In a report published earlier this month, the institute said, "This financial crisis has repercussions in the short term as well as in the long term. In the short term, Baghdad is constantly finding it difficult to pay the salaries of public sector employees, which required the state to borrow money from the central bank during the summer."

And the report added, with the decline in oil revenues, the monthly income of the state now covers only 50 percent of government expenditures.
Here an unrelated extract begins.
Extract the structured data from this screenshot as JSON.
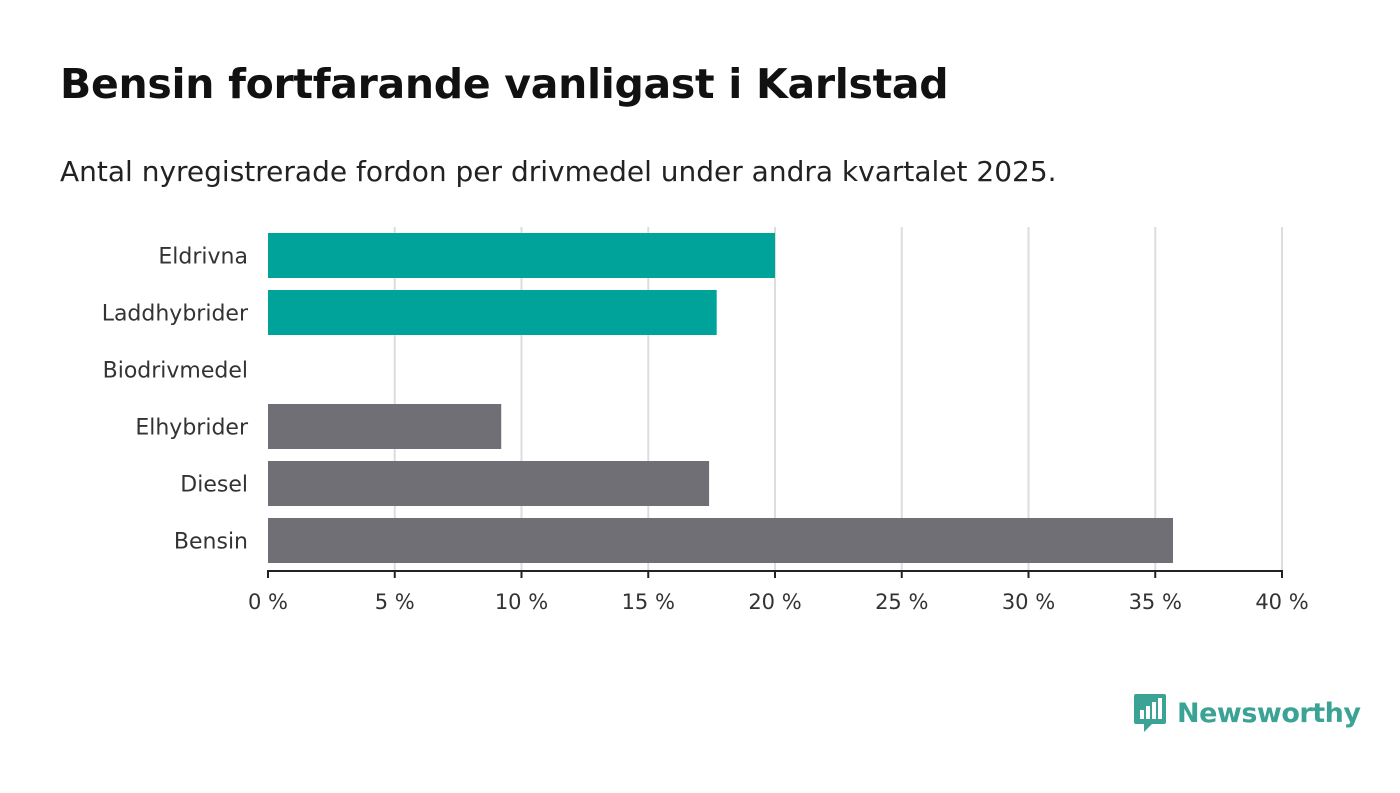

In the longer term, Iraq is facing a total financial collapse of the state, which is likely to happen during the next year, indicating that the country is finding it difficult to cover its monthly expenses.

It is noteworthy that the size of the public sector has expanded during the era of successive governments to the point that the total revenues achieved by the Iraqi state are no longer sufficient to pay the basic expenses, that is, public sector salaries, contractual pensions, food aid, and the cost of social welfare programs, and the state now needs to spend more than Its revenues are in order to cover these basic expenses and remove the specter of want and deprivation from the majority of the Iraqi people.

In 2019, oil revenues averaged $6.5 million a month, to which were modest non-oil revenues added (which are mainly from customs duties, totaling much less than $1 billion per month). These government revenues covered operational expenses, leaving a small amount remaining. For capital spending.

Since the recovery of oil prices after the deterioration in March, the average Iraqi oil revenues amounted to just over $3 billion per month, and reached $3.52 billion last August.